若想摆平长老及几户家族势力,必须弄清阿三到底获得多少补偿金。长老的儿子觉得暗的软的都不管事,阿三肯定不会贡献原始合同,只有动用明的硬的手段,才能撬开阿三的嘴。他躲到大门过道拨通大队长的电话,说明自己的分析判断以及对拆迁的正面意义,请求局里对阿三采取点小措施。

大队长表扬长老的儿子办事用心,但是此事他做不了主,需要层层请示汇报,让长老的儿子稍安毋躁等消息。末了大队长特别交代,没有上级的命令,不得擅自行动。

长老的儿子终于缓了口气,回转屋里劝父亲想开点,事情总有水落石出的时候。他又向姐夫使眼色,姐夫也顺着他的话劝导岳父。
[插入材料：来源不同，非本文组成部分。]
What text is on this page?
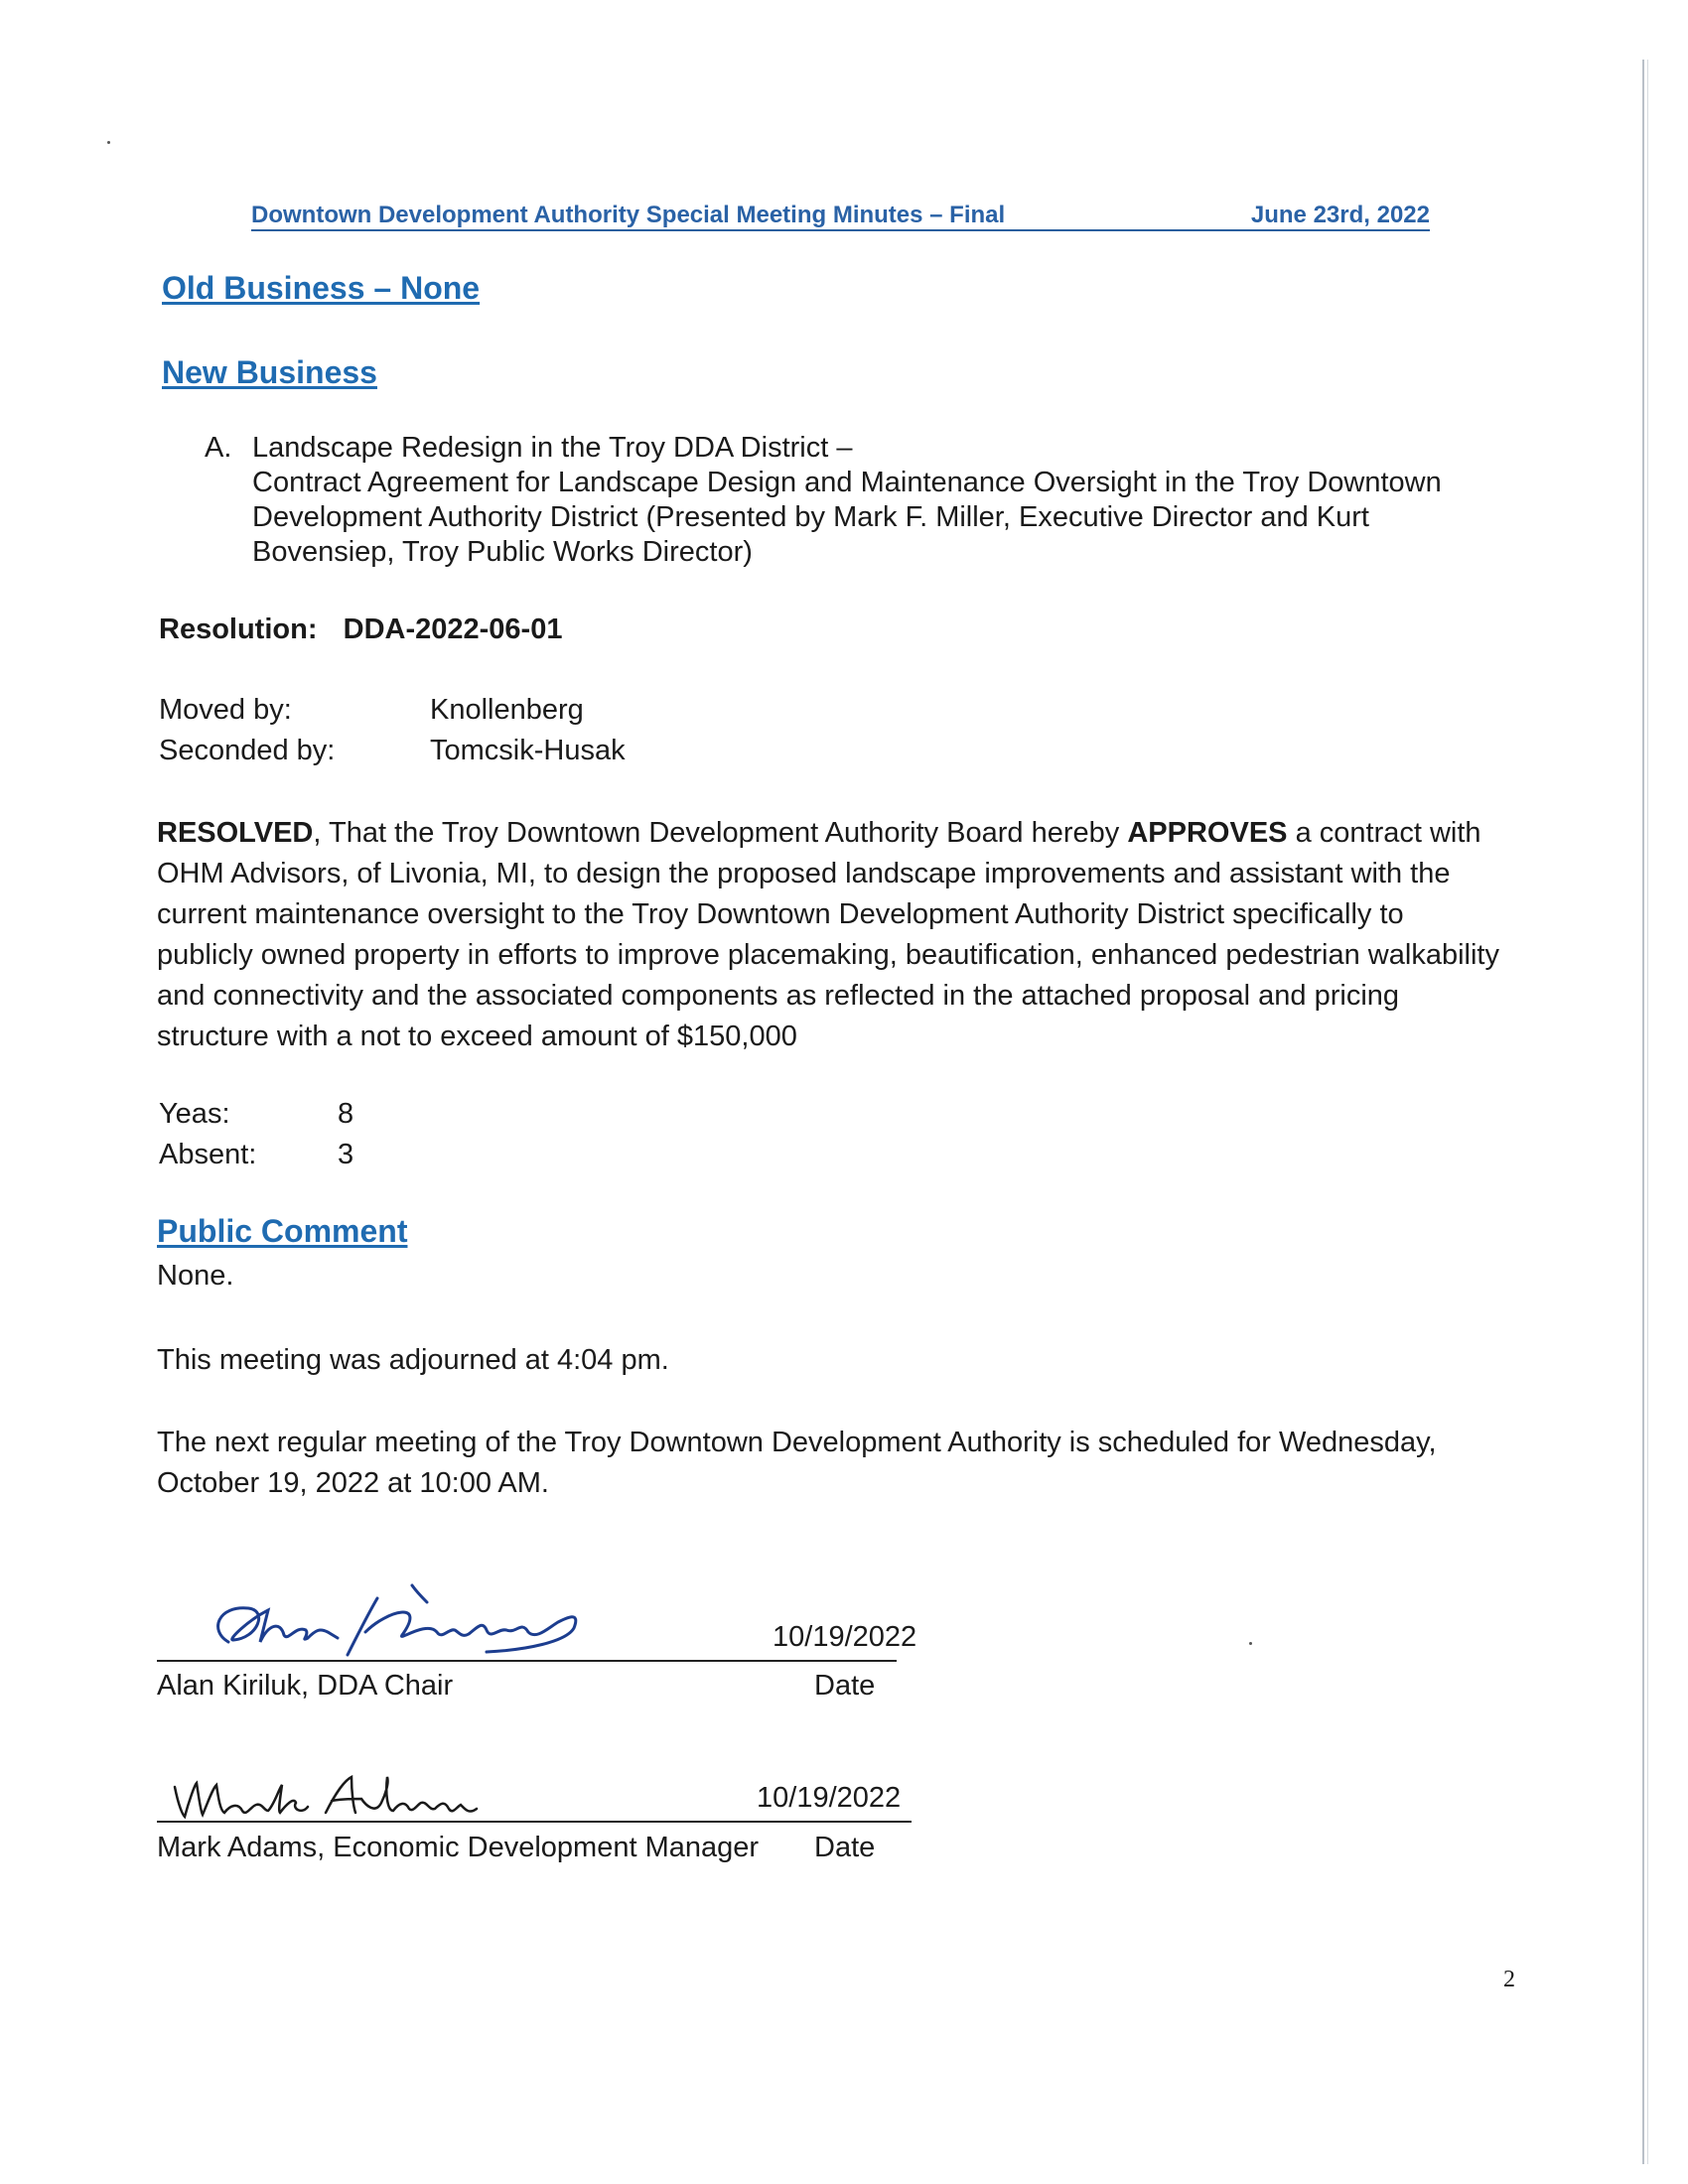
Downtown Development Authority Special Meeting Minutes – Final	June 23rd, 2022
Old Business – None
New Business
A. Landscape Redesign in the Troy DDA District –
Contract Agreement for Landscape Design and Maintenance Oversight in the Troy Downtown
Development Authority District (Presented by Mark F. Miller, Executive Director and Kurt
Bovensiep, Troy Public Works Director)
Resolution: DDA-2022-06-01
Moved by:	Knollenberg
Seconded by:	Tomcsik-Husak
RESOLVED, That the Troy Downtown Development Authority Board hereby APPROVES a contract with OHM Advisors, of Livonia, MI, to design the proposed landscape improvements and assistant with the current maintenance oversight to the Troy Downtown Development Authority District specifically to publicly owned property in efforts to improve placemaking, beautification, enhanced pedestrian walkability and connectivity and the associated components as reflected in the attached proposal and pricing structure with a not to exceed amount of $150,000
Yeas:	8
Absent:	3
Public Comment
None.
This meeting was adjourned at 4:04 pm.
The next regular meeting of the Troy Downtown Development Authority is scheduled for Wednesday, October 19, 2022 at 10:00 AM.
10/19/2022
Alan Kiriluk, DDA Chair	Date
10/19/2022
Mark Adams, Economic Development Manager Date
2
长老的儿子见父亲逐渐和颜悦色,也不管天气尚早,自作主张地指挥母亲和姐姐弄几个菜,他们爷仨儿喝几杯,姑爷没有大事不登门,说嘛也要灌灌姐夫。

姐夫和小舅子本就爱拼酒,听小舅子发出挑战书,姐夫立马回应东风吹战鼓擂,革命小酒谁怕谁。长老也爱喝几口,心甘情愿地当上儿子的俘虏,亲情小酒很快喝出高潮。